Sombras de Silêncio #98

De início, Miguel apenas ficou com a última palavra na memória, mas através de várias tentativas conseguiu decorar os versos. Ainda que não compreendesse as formas rendilhadas das palavras e o seu significado, gostou muito de a aprender. Julgou até que o pai seria o professor que ele deveria ter tido. Para que não se esquecesse das palavras, Miguel prometeu repetir a canção diariamente. E cumpriu. Caso a guerra o retivesse, Carlos quis acreditar que talvez o filho pudesse desvendar o enigma.

Saíram depois do quarto e foram jantar. O ar resplandecente e altivo de Miguel contrastava com a infelicidade que Joana transparecia, receosa pela vida do marido e pelo futuro de todos. Enquanto comia as batatas, Miguel não tirou a mão esquerda do bolso das calças, acarinhando a melhor prenda que alguma vez recebera e ignorando o ambiente frio e incerto que se abatera sobre a família.

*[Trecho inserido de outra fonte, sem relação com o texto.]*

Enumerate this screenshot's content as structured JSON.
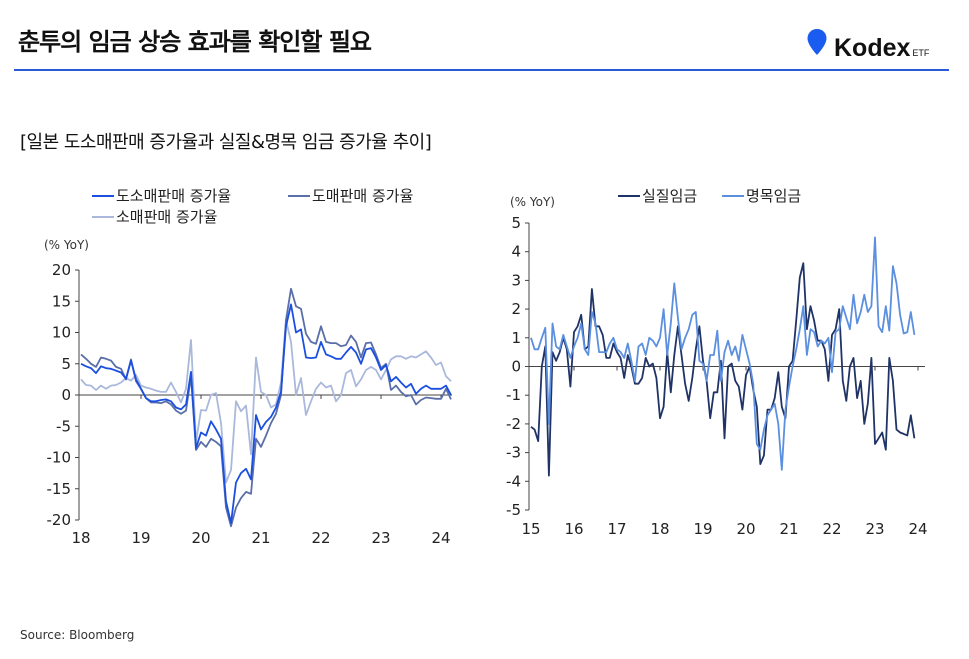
{
  "header": {
    "title": "춘투의 임금 상승 효과를 확인할 필요",
    "logo_brand": "Kodex",
    "logo_suffix": "ETF",
    "accent": "#2a5bd7"
  },
  "subtitle": "[일본 도소매판매 증가율과 실질&명목 임금 증가율 추이]",
  "source": "Source: Bloomberg",
  "chart_data": [
    {
      "type": "line",
      "title": "",
      "ylabel": "(% YoY)",
      "xlabel": "",
      "ylim": [
        -20,
        20
      ],
      "yticks": [
        20,
        15,
        10,
        5,
        0,
        -5,
        -10,
        -15,
        -20
      ],
      "xticks": [
        "18",
        "19",
        "20",
        "21",
        "22",
        "23",
        "24"
      ],
      "x_start": "2018-01",
      "frequency": "monthly",
      "legend": "top",
      "grid": false,
      "series": [
        {
          "name": "도소매판매 증가율",
          "color": "#1a4fe0",
          "values": [
            5,
            4.6,
            4.3,
            3.5,
            4.6,
            4.3,
            4.2,
            3.9,
            3.6,
            2.6,
            5.5,
            2.5,
            1,
            -0.5,
            -1,
            -1,
            -0.8,
            -0.7,
            -1,
            -2,
            -2.3,
            -1.5,
            3.7,
            -8.5,
            -6,
            -6.5,
            -4.2,
            -5.5,
            -7,
            -17,
            -20.5,
            -14,
            -12.5,
            -11.8,
            -13.5,
            -3.2,
            -5.5,
            -4.3,
            -3.5,
            -2,
            0.5,
            11,
            14.5,
            10,
            10.5,
            6,
            5.9,
            6,
            8.5,
            6.5,
            6.2,
            5.8,
            5.8,
            6.8,
            7.7,
            6.8,
            5,
            7.3,
            7.5,
            6,
            4,
            4.8,
            2.2,
            2.9,
            2,
            1.2,
            1.8,
            0.2,
            1,
            1.5,
            1,
            1,
            1,
            1.5,
            0
          ]
        },
        {
          "name": "도매판매 증가율",
          "color": "#5a6fa8",
          "values": [
            6.5,
            5.8,
            5,
            4.5,
            6,
            5.8,
            5.5,
            4.5,
            4.2,
            2.5,
            5.7,
            2.2,
            1,
            -0.5,
            -1.2,
            -1.2,
            -1.3,
            -1,
            -1.5,
            -2.5,
            -3,
            -2.5,
            3,
            -8.8,
            -7.5,
            -8.3,
            -7,
            -7.5,
            -8.2,
            -18,
            -21,
            -18,
            -16.5,
            -15.5,
            -15.8,
            -7,
            -8.3,
            -6.5,
            -4.5,
            -3,
            0,
            12,
            17,
            14.2,
            13.8,
            9.8,
            8.5,
            8.2,
            11,
            8.5,
            8.3,
            8.3,
            7.8,
            8,
            9.5,
            8.5,
            6,
            8.3,
            8.4,
            6.5,
            4.3,
            5,
            0.8,
            1.5,
            0.5,
            -0.2,
            0,
            -1.5,
            -0.8,
            -0.4,
            -0.5,
            -0.6,
            -0.6,
            1,
            -0.7
          ]
        },
        {
          "name": "소매판매 증가율",
          "color": "#aab8dc",
          "values": [
            2.5,
            1.6,
            1.5,
            0.8,
            1.5,
            1,
            1.5,
            1.6,
            2,
            2.7,
            2.3,
            3.2,
            1.5,
            1.2,
            1,
            0.7,
            0.5,
            0.5,
            2,
            0.5,
            -1.2,
            1,
            8.8,
            -7.5,
            -2.4,
            -2.5,
            0,
            0.3,
            -4.5,
            -14,
            -12,
            -1,
            -2.6,
            -1.7,
            -9.5,
            6,
            0.5,
            0,
            -2,
            -1.5,
            2,
            12,
            8.5,
            0,
            2.7,
            -3.2,
            -1,
            1,
            2,
            1.2,
            1.5,
            -1,
            0,
            3.5,
            4,
            1.4,
            2.5,
            4,
            4.5,
            4,
            2.5,
            4,
            5.7,
            6.2,
            6.2,
            5.8,
            6.2,
            6,
            6.5,
            7,
            6,
            4.8,
            5.2,
            3,
            2.2
          ]
        }
      ]
    },
    {
      "type": "line",
      "title": "",
      "ylabel": "(% YoY)",
      "xlabel": "",
      "ylim": [
        -5,
        5
      ],
      "yticks": [
        5,
        4,
        3,
        2,
        1,
        0,
        -1,
        -2,
        -3,
        -4,
        -5
      ],
      "xticks": [
        "15",
        "16",
        "17",
        "18",
        "19",
        "20",
        "21",
        "22",
        "23",
        "24"
      ],
      "x_start": "2015-01",
      "frequency": "monthly",
      "legend": "top",
      "grid": false,
      "series": [
        {
          "name": "실질임금",
          "color": "#1f3366",
          "values": [
            -2.1,
            -2.2,
            -2.6,
            0,
            0.7,
            -3.8,
            0.5,
            0.2,
            0.5,
            1.0,
            0.6,
            -0.7,
            1.2,
            1.4,
            1.8,
            0.6,
            0.7,
            2.7,
            1.4,
            1.4,
            1.1,
            0.3,
            0.3,
            0.8,
            0.5,
            0.3,
            -0.4,
            0.4,
            0,
            -0.6,
            -0.6,
            -0.4,
            0.3,
            0,
            0.1,
            -0.4,
            -1.8,
            -1.4,
            0.5,
            -0.9,
            0.4,
            1.4,
            0.4,
            -0.6,
            -1.2,
            -0.4,
            0.6,
            1.4,
            0.2,
            -0.5,
            -1.8,
            -0.9,
            -0.9,
            0.2,
            -2.5,
            0,
            0.1,
            -0.5,
            -0.7,
            -1.5,
            -0.3,
            0,
            -0.8,
            -1.4,
            -3.4,
            -3.1,
            -1.5,
            -1.5,
            -1.1,
            -0.2,
            -1.4,
            -1.8,
            0,
            0.2,
            1.6,
            3.1,
            3.6,
            1.3,
            2.1,
            1.6,
            0.9,
            0.9,
            0.6,
            -0.5,
            1.1,
            1.3,
            2.0,
            -0.5,
            -1.2,
            0,
            0.3,
            -1.1,
            -0.5,
            -2,
            -1.3,
            0.3,
            -2.7,
            -2.5,
            -2.3,
            -2.9,
            0.3,
            -0.5,
            -2.2,
            -2.3,
            -2.35,
            -2.4,
            -1.7,
            -2.5
          ]
        },
        {
          "name": "명목임금",
          "color": "#5b8fe0",
          "values": [
            1,
            0.6,
            0.6,
            1.0,
            1.35,
            -2,
            1.5,
            0.7,
            0.6,
            1.1,
            0.7,
            0.3,
            0.7,
            1,
            1.5,
            0.6,
            0.4,
            1.9,
            1.5,
            0.5,
            0.5,
            0.5,
            0.8,
            1.0,
            0.6,
            0.5,
            0.3,
            0.8,
            0.2,
            -0.5,
            0.7,
            0.8,
            0.4,
            1.0,
            0.9,
            0.7,
            1.0,
            2.0,
            0.4,
            1.5,
            2.9,
            1.7,
            0.6,
            1.0,
            1.3,
            1.8,
            1.9,
            0.2,
            0.1,
            -0.5,
            0.4,
            0.4,
            1.25,
            -0.5,
            0.5,
            0.9,
            0.4,
            0.7,
            0.2,
            1.1,
            0.6,
            0.1,
            -0.6,
            -2.7,
            -2.9,
            -2.2,
            -1.7,
            -1.5,
            -1.3,
            -2.0,
            -3.6,
            -1.5,
            -0.7,
            0,
            0.6,
            1.3,
            2.1,
            0.4,
            1.3,
            1.2,
            0.7,
            0.9,
            0.8,
            1.0,
            -0.2,
            1.2,
            1.3,
            2.1,
            1.7,
            1.3,
            2.5,
            1.5,
            1.9,
            2.5,
            1.9,
            2.1,
            4.5,
            1.4,
            1.2,
            2.1,
            1.25,
            3.5,
            2.9,
            1.8,
            1.15,
            1.2,
            1.9,
            1.1
          ]
        }
      ]
    }
  ]
}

Carlos partiu de comboio nos primeiros dias do mês de junho para Lisboa. Dali apanhou um vapor para a Flandres, no mesmo dia em que os alemães lançaram o primeiro ataque à primeira brigada portuguesa estacionada na frente de batalha. Pelo destino ou pela intervenção do major Gonçalves, que também seguiu para a guerra, Carlos iria liderar um dos pelotões às ordens do tenente Figueiredo. O Corpo Expedicionário Português, que era subordinado do exército britânico, cumprira até ao momento todos os preceitos estipulados. Conseguira resistir às investidas inimigas, mantendo a muito custo as posições conquistadas, apesar dos meios técnicos inferiores e da pouca preparação dos soldados. Nos dias seguintes, os oficiais foram recebendo informações sobre as missões a desempenhar e Carlos acabou por ser inserido na segunda brigada de infantaria, sendo enviado para as trincheiras da frente de batalha.

Em Tancos, Joana e Miguel passavam os dias na esperança de um regresso que foi sendo adiado. Ela deambulava pelos cantos e pelos serviços, receosa que a guerra lhe ficasse com o marido. Miguel, que já se considerava o homem da casa, passava os dias a jogar ao pião e a ajudar a mãe nas tarefas domésticas. Aos domingos, desciam até ao rio e pescavam, usando uma cana que Carlos trouxera do quartel. Apesar das saudades, Miguel gostava muito daqueles ofícios e da nova responsabilidade. Longe iam os tempos em que a escola lhe minguava o espírito.